RFR: 8186838: Generalize Atomic::inc/dec with templates

Mon Sep 4 08:14:48 UTC 2017

Hi Andrew,

On 2017-09-02 10:31, Andrew Haley wrote:
> On 01/09/17 15:15, Erik Österlund wrote:
>> It is not the simplest solution I can think of. The simplest solution I
>> can think of is to remove all specialized versions of Atomic::inc/dec
>> and just have it call Atomic::add directly. That would remove the
>> optimizations we have today, for whatever reason we have them. It would
>> lead to slightly more conservative fencing on PPC/S390,
> I see.  Can you say what instructions would be different?

Sure.

Specializations exist on x86, PPC and S390. Removing these 
specializations would have the following consequences:

-------------------------------------------------------------------

On x86 Atomic::inc of 4 byte sized types:
lock addl $immediateAddend,(rDest)
becomes
lock xaddl rAddend,(rDest) # stores the value that was there back in 
rAddend upon completion

So the inc optimization currently makes sure the addend can be encoded 
as an immediate value in the code stream, and exploits that we do not 
need to see the returned value. Therefore a lock addl is good enough for 
those purposes and does not require the use of an extra register. But it 
is not obvious that on a modern machine today that slimmed encoding will 
make any significant difference at all. In the contended case it 
arguably will not matter.

Similar arguments apply for 8 byte sized types and the Atomic::dec variants.

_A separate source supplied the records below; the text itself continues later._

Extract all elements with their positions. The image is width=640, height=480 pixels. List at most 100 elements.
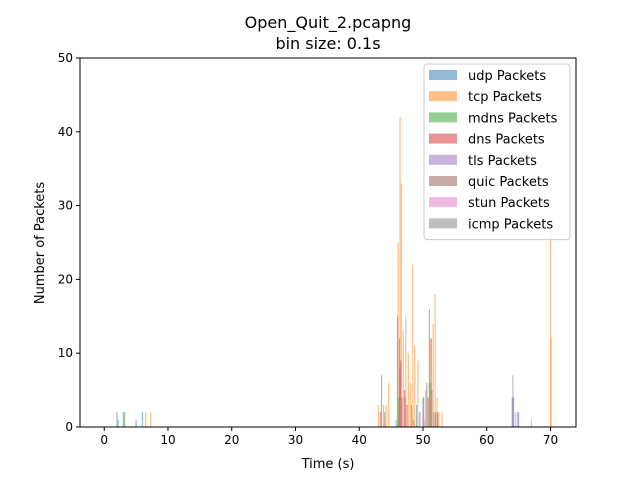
bar-series-6-point-1 xyxy=(424,419,426,427)
legend-swatch-6 xyxy=(429,197,457,208)
x-axis-ticks: 0 10 20 30 40 50 60 70 xyxy=(100,427,558,447)
bar-series-0-point-3 xyxy=(141,412,144,427)
y-tick-label-0: 0 xyxy=(65,420,73,434)
bar-series-1-point-23 xyxy=(514,412,517,427)
bar-series-1-point-22 xyxy=(441,412,443,427)
bar-series-1-point-18 xyxy=(432,323,434,427)
x-tick-label-6: 60 xyxy=(479,433,494,447)
bar-series-1-point-6 xyxy=(397,242,399,427)
legend: udp Packets tcp Packets mdns Packets dns Pa… xyxy=(423,63,571,241)
bar-series-7-point-0 xyxy=(395,419,397,427)
bar-series-5-point-2 xyxy=(410,404,413,427)
y-tick-label-1: 10 xyxy=(58,346,73,360)
bar-series-0-point-10 xyxy=(430,338,432,427)
bar-series-1-point-7 xyxy=(399,117,401,427)
x-tick-label-7: 70 xyxy=(543,433,558,447)
bar-series-1-point-1 xyxy=(150,412,152,427)
legend-label-3: dns Packets xyxy=(468,133,545,148)
bar-series-1-point-9 xyxy=(402,331,404,427)
bar-series-4-point-5 xyxy=(516,412,518,427)
bar-series-5-point-0 xyxy=(384,412,386,427)
y-axis-label: Number of Packets xyxy=(33,182,48,305)
bar-series-3-point-1 xyxy=(400,360,402,427)
bar-series-1-point-5 xyxy=(387,382,390,427)
bar-series-4-point-3 xyxy=(431,390,433,427)
bar-series-3-point-3 xyxy=(406,404,408,427)
y-tick-label-5: 50 xyxy=(58,51,73,65)
bars-layer xyxy=(116,117,552,427)
bar-series-1-point-3 xyxy=(382,404,385,427)
legend-label-5: quic Packets xyxy=(468,175,549,190)
bar-series-0-point-5 xyxy=(396,316,399,427)
legend-label-0: udp Packets xyxy=(468,69,546,84)
bar-series-4-point-4 xyxy=(512,375,514,427)
bar-series-1-point-0 xyxy=(145,412,147,427)
bar-series-1-point-26 xyxy=(550,338,552,427)
bar-series-1-point-20 xyxy=(436,397,438,427)
bar-series-0-point-9 xyxy=(428,308,430,427)
x-tick-label-3: 30 xyxy=(288,433,303,447)
legend-swatch-4 xyxy=(429,154,457,165)
bar-series-0-point-12 xyxy=(518,412,520,427)
bar-series-2-point-3 xyxy=(429,382,431,427)
legend-swatch-0 xyxy=(429,70,457,80)
bar-series-0-point-11 xyxy=(511,397,513,427)
y-axis-ticks: 0 10 20 30 40 50 xyxy=(58,51,80,434)
bar-series-1-point-13 xyxy=(412,264,414,427)
bar-series-3-point-2 xyxy=(403,390,406,427)
bar-series-0-point-8 xyxy=(422,397,424,427)
bar-series-2-point-2 xyxy=(398,397,400,427)
bar-series-7-point-2 xyxy=(433,412,435,427)
bar-series-3-point-6 xyxy=(435,412,437,427)
x-axis-label: Time (s) xyxy=(301,457,355,472)
bar-series-0-point-0 xyxy=(116,412,118,427)
bar-series-0-point-1 xyxy=(122,412,124,427)
legend-label-6: stun Packets xyxy=(468,196,550,211)
bar-series-1-point-12 xyxy=(409,382,411,427)
bar-series-1-point-25 xyxy=(549,227,552,427)
x-tick-label-0: 0 xyxy=(100,433,108,447)
bar-series-5-point-1 xyxy=(401,397,403,427)
bar-series-1-point-17 xyxy=(430,338,432,427)
x-tick-label-4: 40 xyxy=(352,433,367,447)
bar-series-7-point-1 xyxy=(412,419,415,427)
x-tick-label-2: 20 xyxy=(224,433,239,447)
bar-series-3-point-0 xyxy=(379,412,381,427)
legend-swatch-3 xyxy=(429,133,457,144)
y-tick-label-4: 40 xyxy=(58,125,73,139)
x-tick-label-1: 10 xyxy=(160,433,175,447)
bar-series-1-point-2 xyxy=(377,404,379,427)
bar-series-4-point-0 xyxy=(399,367,401,427)
legend-label-2: mdns Packets xyxy=(468,111,558,126)
chart-title: Open_Quit_2.pcapng xyxy=(245,13,412,33)
legend-swatch-2 xyxy=(429,112,457,123)
bar-series-1-point-16 xyxy=(424,390,427,427)
bar-series-5-point-4 xyxy=(437,412,439,427)
bar-series-3-point-5 xyxy=(427,397,429,427)
bar-series-4-point-1 xyxy=(404,397,406,427)
legend-swatch-5 xyxy=(429,176,457,186)
x-tick-label-5: 50 xyxy=(415,433,430,447)
bar-series-1-point-19 xyxy=(434,294,436,427)
bar-series-1-point-15 xyxy=(417,360,419,427)
bar-series-5-point-3 xyxy=(426,382,428,427)
bar-series-0-point-2 xyxy=(135,419,137,427)
bar-series-1-point-4 xyxy=(385,404,387,427)
plot-frame xyxy=(79,57,577,428)
bar-series-0-point-4 xyxy=(380,375,383,427)
y-tick-label-2: 20 xyxy=(58,272,73,286)
bar-series-1-point-24 xyxy=(530,419,532,427)
legend-label-4: tls Packets xyxy=(468,154,537,169)
legend-swatch-1 xyxy=(429,91,457,102)
bar-series-2-point-1 xyxy=(124,412,126,427)
legend-box xyxy=(423,63,571,241)
y-tick-label-3: 30 xyxy=(58,199,73,213)
bar-series-1-point-11 xyxy=(407,353,409,427)
bar-series-0-point-7 xyxy=(416,404,418,427)
legend-swatch-7 xyxy=(429,218,457,229)
bar-series-1-point-14 xyxy=(414,345,416,427)
bar-series-4-point-2 xyxy=(423,397,425,427)
bar-series-3-point-4 xyxy=(419,412,421,427)
bar-series-5-point-5 xyxy=(512,397,515,427)
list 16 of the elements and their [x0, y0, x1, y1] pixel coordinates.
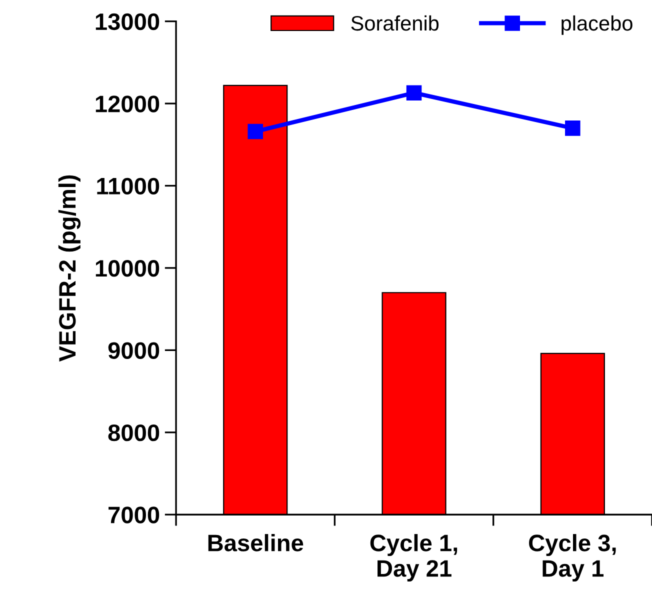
y-tick-label: 8000	[108, 424, 160, 442]
y-tick-label: 9000	[108, 342, 160, 359]
y-tick-label: 11000	[97, 178, 160, 195]
legend-label: placebo	[562, 15, 632, 35]
y-tick-label: 13000	[96, 13, 160, 30]
point	[565, 120, 580, 136]
y-tick-label: 12000	[96, 96, 160, 112]
x-tick-label: Cycle 3, Day 1	[529, 534, 616, 582]
point	[406, 85, 422, 100]
y-axis-title: VEGFR-2 (pg/ml)	[58, 175, 81, 362]
x-tick-label: Cycle 1, Day 21	[370, 534, 458, 582]
x-tick-label: Baseline	[208, 534, 304, 552]
y-tick-label: 7000	[108, 506, 160, 524]
legend-label: Sorafenib	[351, 15, 439, 31]
point	[248, 124, 264, 140]
y-tick-label: 10000	[96, 260, 160, 277]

-------------------------------------------------------------------

On PPC Atomic::inc/dec and Atomic::add have the following differences:

Atomic::inc/dec uses addic between the LL and SC instructions with an 
immediate value for adding, whereas Atomic::add uses the add instruction 
with an extra register.
Atomic::add has a leading lwsync fence and Atomic::inc/dec has no 
leading fence.
Atomic::add has a trailing isync fence and Atomic::inc/dec has no 
trailing fence.

So the current implementation of Atomic::add uses heavier fencing than 
Atomic::inc/dec. I can imagine that does matter for performance today.
However, the documented semantics of Atomic::inc/dec requires a leading 
sync fence - so they are both arguably too weak and should have stronger 
fencing than they do today. And I would argue that if both conformed to 
the fencing required by our public API, then the difference would 
probably be small.

If dodging those fences on PPC is crucial for performance, then I 
believe the right way of fixing that is by introducing relaxed atomics 
should that be necessary.

-------------------------------------------------------------------

On S390 Atomic::inc/dec and Atomic::add look almost identical. But I 
spotted the following tindy differences:

Atomic::inc on 4-byte sized types loads the increment with LGHI, whereas 
Atomic::add loads it with LGFR
Similarly, Atomic::inc calculates the new value with AGHI and 
Atomic::add calculates the new value with AR.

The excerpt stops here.